В перформансе Джимми Мак Марри (США) мы видим художника, который использовал альпинистское снаряжение: обвязав себя, он оторвался с помощью рычага от пола, символически — от Земли. Затем поочередно откупоривал бутылки с фантой, оранжем, кока-колой, пил из них, лил себе на лицо и голову, затем вытирался куском искусственного меха, привязанного к балке и висящего рядом. Энергичные движения, раскачивание, порезы на ногах, животе, вытирание их все тем же куском меховой ткани, и, наконец, разрезав трос, он оказался вновь на земле. Его акция вызвала образ скованности, подвешенности, а потребление предельно интенсивных (искусственных) напитков ядовито-зеленого, оранжевого как дым над Череповцом, красно-бурого кока-кольного цветов — искусственности среды, в которой оказался современный человек. Вырваться из пут можно  только после самобичевания, порезав себя, разрезав веревку, тебя опутывающую. Художник демонстрирует момент подвешенности в самом себе, в самоподвешивании по линии желания или, шире, целеполагания.

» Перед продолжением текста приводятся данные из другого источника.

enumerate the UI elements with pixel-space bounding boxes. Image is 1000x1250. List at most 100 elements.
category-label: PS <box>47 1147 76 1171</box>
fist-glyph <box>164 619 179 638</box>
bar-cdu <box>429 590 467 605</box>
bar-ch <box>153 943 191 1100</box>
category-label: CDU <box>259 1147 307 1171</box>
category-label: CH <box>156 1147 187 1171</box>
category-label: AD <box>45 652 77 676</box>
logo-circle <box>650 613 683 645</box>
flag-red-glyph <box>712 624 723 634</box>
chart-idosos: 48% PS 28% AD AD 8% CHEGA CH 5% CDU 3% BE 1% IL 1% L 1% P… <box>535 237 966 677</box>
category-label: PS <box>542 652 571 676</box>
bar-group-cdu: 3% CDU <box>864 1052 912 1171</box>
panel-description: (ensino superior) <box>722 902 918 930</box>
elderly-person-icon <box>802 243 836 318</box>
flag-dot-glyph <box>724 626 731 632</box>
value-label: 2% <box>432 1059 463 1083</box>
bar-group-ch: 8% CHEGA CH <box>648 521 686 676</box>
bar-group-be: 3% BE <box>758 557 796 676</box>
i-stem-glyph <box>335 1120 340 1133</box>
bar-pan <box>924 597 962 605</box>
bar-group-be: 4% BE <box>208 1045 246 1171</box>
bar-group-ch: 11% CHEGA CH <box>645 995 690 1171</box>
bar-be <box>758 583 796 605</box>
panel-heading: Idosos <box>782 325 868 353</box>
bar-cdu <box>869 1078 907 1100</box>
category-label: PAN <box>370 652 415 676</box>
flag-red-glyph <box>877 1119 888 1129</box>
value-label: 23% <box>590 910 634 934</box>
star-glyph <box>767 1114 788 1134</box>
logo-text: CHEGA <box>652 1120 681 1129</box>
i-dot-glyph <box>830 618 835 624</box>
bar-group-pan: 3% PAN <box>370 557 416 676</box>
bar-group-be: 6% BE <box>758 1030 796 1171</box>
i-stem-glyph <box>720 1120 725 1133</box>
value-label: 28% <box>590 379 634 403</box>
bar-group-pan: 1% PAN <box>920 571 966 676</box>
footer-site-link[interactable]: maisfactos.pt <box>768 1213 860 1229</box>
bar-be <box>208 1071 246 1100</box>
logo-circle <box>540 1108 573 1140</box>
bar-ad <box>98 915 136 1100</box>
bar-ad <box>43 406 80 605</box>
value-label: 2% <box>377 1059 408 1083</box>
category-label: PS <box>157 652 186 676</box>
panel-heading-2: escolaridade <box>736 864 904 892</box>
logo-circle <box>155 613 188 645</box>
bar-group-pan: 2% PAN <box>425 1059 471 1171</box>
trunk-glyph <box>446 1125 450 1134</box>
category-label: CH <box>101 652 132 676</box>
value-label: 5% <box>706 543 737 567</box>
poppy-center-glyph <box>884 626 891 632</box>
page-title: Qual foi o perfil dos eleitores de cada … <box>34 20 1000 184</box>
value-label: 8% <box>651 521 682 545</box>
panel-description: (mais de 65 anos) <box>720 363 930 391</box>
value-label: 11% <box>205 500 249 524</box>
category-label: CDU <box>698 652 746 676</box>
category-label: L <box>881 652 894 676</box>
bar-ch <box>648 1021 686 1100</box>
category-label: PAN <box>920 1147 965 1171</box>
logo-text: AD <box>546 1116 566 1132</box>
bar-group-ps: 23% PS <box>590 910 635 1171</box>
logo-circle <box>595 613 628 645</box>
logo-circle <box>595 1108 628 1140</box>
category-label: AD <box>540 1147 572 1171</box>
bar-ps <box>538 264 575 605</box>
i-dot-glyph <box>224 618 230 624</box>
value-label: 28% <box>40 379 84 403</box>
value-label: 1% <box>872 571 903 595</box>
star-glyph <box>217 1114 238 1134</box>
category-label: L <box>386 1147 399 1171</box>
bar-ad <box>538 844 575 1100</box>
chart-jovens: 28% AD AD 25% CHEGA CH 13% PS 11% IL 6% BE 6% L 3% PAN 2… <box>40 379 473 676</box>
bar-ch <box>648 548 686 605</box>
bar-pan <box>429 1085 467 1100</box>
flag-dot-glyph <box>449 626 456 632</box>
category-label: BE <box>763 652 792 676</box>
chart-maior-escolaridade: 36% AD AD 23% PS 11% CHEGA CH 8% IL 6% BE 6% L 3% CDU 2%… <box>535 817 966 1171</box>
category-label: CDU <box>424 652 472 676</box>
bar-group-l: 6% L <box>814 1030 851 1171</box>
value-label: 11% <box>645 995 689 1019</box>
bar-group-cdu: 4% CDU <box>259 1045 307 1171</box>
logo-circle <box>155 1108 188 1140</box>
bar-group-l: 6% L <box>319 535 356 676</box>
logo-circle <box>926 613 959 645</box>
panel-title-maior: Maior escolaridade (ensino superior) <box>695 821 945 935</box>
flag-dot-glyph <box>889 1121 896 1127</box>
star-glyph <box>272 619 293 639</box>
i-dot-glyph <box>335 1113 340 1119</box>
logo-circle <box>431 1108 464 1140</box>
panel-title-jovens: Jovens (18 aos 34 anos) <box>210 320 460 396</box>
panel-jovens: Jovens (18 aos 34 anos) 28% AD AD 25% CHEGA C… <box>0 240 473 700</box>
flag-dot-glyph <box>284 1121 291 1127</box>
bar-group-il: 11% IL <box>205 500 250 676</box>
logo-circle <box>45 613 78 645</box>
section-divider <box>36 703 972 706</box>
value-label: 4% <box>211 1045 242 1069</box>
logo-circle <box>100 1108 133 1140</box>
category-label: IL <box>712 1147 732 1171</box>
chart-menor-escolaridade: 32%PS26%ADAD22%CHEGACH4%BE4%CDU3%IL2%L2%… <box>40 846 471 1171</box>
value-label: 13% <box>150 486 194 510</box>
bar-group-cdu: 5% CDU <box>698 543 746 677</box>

Следующая акция, привлекшая мое внимание, была акция обнаженной английской художницы в маске без дыр для глаз, Шинад О’Доннел, которая на квадрате пола, уставленном разнообразной посудой, методично била ее деревянным молотком. Ее действия олицетворяли слепые разрушительные силы, которые не щадят никого, в том числе ее саму: ее порезанные колени, руки, ступни кровоточили, тем подтверждая закон симметрии ран архаического космоса. Перформанс Шинад происходил “на фоне” кровавой и одновременно медитативной акции финского акциониста Пенти Отто Коскинен, который большим пальцем в анальном отверстии, удерживал льющуюся из него кровь в течение полутора часов.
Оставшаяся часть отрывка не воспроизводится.